My formal education has ended.
Let the learning begin.


About Me: “Good taste is the excuse I've always given for leading such a bad life” Oscar Wild

25 things about me..

I have now read well over 25 of the facebook notes that ask the poster to name 25 random things about themselves. I find these totally fascinating and have also discovered that in each person’s list I find that there are traits true about myself. My 25 would consist of bits and pieces of other people in my life.

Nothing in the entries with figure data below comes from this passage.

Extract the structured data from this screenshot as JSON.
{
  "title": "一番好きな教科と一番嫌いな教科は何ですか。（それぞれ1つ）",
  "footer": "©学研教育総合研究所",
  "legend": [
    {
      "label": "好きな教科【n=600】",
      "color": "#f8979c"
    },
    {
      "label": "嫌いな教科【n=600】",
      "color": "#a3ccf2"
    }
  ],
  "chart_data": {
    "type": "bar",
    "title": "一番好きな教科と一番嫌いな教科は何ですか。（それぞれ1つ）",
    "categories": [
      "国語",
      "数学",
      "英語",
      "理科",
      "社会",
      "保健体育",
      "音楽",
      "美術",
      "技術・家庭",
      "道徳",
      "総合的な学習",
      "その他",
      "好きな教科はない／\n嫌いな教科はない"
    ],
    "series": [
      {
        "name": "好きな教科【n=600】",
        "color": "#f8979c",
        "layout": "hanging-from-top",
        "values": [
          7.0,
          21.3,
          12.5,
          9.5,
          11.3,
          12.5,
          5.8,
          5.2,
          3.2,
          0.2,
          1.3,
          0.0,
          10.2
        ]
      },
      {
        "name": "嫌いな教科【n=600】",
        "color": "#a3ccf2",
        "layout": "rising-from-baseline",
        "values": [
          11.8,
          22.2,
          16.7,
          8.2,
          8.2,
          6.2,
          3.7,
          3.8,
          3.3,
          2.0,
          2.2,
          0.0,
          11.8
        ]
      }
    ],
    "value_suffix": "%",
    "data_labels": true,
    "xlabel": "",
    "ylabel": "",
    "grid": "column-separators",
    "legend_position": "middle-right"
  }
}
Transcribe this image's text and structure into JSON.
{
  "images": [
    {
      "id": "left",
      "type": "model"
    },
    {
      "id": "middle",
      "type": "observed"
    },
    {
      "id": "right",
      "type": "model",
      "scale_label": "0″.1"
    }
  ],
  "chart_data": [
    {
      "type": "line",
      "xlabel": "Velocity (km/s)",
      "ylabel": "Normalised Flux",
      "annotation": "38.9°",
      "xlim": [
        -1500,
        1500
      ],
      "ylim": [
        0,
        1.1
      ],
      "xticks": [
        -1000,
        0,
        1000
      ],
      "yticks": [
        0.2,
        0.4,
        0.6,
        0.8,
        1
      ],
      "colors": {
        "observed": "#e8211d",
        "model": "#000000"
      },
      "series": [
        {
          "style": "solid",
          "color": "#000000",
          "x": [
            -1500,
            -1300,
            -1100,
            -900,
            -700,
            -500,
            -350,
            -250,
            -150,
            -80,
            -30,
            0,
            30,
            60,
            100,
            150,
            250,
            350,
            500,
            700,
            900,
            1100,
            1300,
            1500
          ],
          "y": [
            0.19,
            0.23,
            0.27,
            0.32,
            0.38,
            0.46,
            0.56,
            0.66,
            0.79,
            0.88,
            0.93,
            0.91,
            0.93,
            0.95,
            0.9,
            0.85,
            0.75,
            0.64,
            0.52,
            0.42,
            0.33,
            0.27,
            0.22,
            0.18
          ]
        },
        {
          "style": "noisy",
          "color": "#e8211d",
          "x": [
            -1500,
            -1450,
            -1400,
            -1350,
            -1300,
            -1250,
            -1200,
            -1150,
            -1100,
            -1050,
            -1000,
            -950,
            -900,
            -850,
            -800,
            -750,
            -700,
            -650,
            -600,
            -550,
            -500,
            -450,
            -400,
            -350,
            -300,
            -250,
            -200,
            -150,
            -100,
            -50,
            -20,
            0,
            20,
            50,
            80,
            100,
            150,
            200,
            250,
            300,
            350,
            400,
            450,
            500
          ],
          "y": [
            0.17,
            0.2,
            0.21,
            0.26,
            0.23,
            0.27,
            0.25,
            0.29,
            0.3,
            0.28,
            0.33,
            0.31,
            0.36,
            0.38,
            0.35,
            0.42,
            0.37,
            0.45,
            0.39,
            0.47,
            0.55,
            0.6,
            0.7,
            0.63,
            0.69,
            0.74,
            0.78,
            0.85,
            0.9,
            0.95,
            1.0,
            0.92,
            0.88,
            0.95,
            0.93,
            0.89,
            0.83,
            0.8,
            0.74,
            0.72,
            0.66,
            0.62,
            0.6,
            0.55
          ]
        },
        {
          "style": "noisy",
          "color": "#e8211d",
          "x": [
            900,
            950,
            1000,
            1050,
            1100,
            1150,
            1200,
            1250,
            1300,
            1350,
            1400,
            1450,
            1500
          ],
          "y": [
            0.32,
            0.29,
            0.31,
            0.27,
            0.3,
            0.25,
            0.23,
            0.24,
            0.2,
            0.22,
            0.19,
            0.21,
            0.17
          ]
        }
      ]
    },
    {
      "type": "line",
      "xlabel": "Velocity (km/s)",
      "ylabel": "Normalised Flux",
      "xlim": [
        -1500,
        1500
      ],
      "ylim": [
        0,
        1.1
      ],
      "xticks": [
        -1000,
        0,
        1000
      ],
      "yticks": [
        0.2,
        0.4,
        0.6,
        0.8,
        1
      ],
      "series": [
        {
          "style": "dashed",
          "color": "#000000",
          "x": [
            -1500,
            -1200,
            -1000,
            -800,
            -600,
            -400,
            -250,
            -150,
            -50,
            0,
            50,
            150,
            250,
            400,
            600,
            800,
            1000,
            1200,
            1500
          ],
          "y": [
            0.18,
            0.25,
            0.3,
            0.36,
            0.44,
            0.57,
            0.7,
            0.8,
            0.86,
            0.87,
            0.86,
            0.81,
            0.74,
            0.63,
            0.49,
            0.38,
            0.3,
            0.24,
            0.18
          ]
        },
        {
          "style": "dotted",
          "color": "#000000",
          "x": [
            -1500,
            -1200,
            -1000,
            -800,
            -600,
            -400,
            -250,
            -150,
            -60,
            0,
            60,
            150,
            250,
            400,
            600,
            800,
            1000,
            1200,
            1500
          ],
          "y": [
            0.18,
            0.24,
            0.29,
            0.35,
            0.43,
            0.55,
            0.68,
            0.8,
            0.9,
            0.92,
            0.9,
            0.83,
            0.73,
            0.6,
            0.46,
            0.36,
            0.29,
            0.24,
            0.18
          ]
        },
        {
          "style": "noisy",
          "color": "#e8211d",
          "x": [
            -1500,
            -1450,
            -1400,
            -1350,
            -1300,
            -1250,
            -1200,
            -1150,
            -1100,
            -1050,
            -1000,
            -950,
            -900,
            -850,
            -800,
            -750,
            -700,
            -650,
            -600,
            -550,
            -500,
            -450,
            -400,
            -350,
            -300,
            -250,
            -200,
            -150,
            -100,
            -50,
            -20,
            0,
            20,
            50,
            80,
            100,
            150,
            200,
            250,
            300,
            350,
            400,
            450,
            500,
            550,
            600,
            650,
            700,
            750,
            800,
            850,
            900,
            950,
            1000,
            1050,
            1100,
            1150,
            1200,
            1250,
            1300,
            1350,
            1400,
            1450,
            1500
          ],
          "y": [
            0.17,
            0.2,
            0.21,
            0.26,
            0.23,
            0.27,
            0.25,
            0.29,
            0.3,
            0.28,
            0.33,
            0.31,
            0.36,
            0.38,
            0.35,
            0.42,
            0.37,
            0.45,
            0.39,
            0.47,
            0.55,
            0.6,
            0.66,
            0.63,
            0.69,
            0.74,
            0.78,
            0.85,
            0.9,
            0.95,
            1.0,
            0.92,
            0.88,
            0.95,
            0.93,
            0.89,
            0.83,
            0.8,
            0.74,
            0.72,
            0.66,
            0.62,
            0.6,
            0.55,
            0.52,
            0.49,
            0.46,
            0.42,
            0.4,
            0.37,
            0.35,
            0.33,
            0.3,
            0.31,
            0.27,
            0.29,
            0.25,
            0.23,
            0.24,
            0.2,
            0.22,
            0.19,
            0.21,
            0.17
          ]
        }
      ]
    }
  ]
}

This does not come as a surprise to me, but rather, is an illustration of the fact that people are so universally similar. This is something I have always truly believed and is why I am so fascinated by people. For years I have heard people comment that people do not get mad at me, that I always know lots about people (aka I am creepy), that I am like a train in a conversation etc etc… These facebook postings make me reflect on my total obsession with people. Nothing makes me happier than meeting a new person and finding out everything I potentially can about them. The problem with this though too is that this obsession is a direct response to my total, sincere, insecurity issues (which I am beginning to face hence the fact that I can write about it).

Growing up being so totally uncomfortable and awkward in any type of public setting led me to become very sensitive to other people’s non verbal communication and develop social skills to adapt to all different personality types and very young I observed the fact that there are certain ways to manipulate people into being your friend. I think this is why I was so comfortable being in a theater setting (since it was accepted that everyone was acting and hiding their true identity). These facebook postings once again remind me that growing up the only way I knew how to function was to copy and imitate the actions of others around me.

The point of this post is that I have recently become pretty aware that this is who I have developed into and with that have come to realize that because my “personality” is simply an imitation of people who were/are in my life I do not know how to response emotionally in situations. I try at all cost to make sure people are kept happy or at least content because when I am confronted with anger/sadness I completely freeze. This summer I was told I dont have a soul… this is not true it is just that I have learned how hide my soul underneath layers of artifice in order to be able to deal with the anxiety and social insecurities i am faced with.

The one comfort in this whole thing is the fact that I think that all humans to this exact thing to an extent in order to cope with their own fears and anxieties. Some people choose medication, some choose to hide and not go out into the world, I choose to be a chameleon.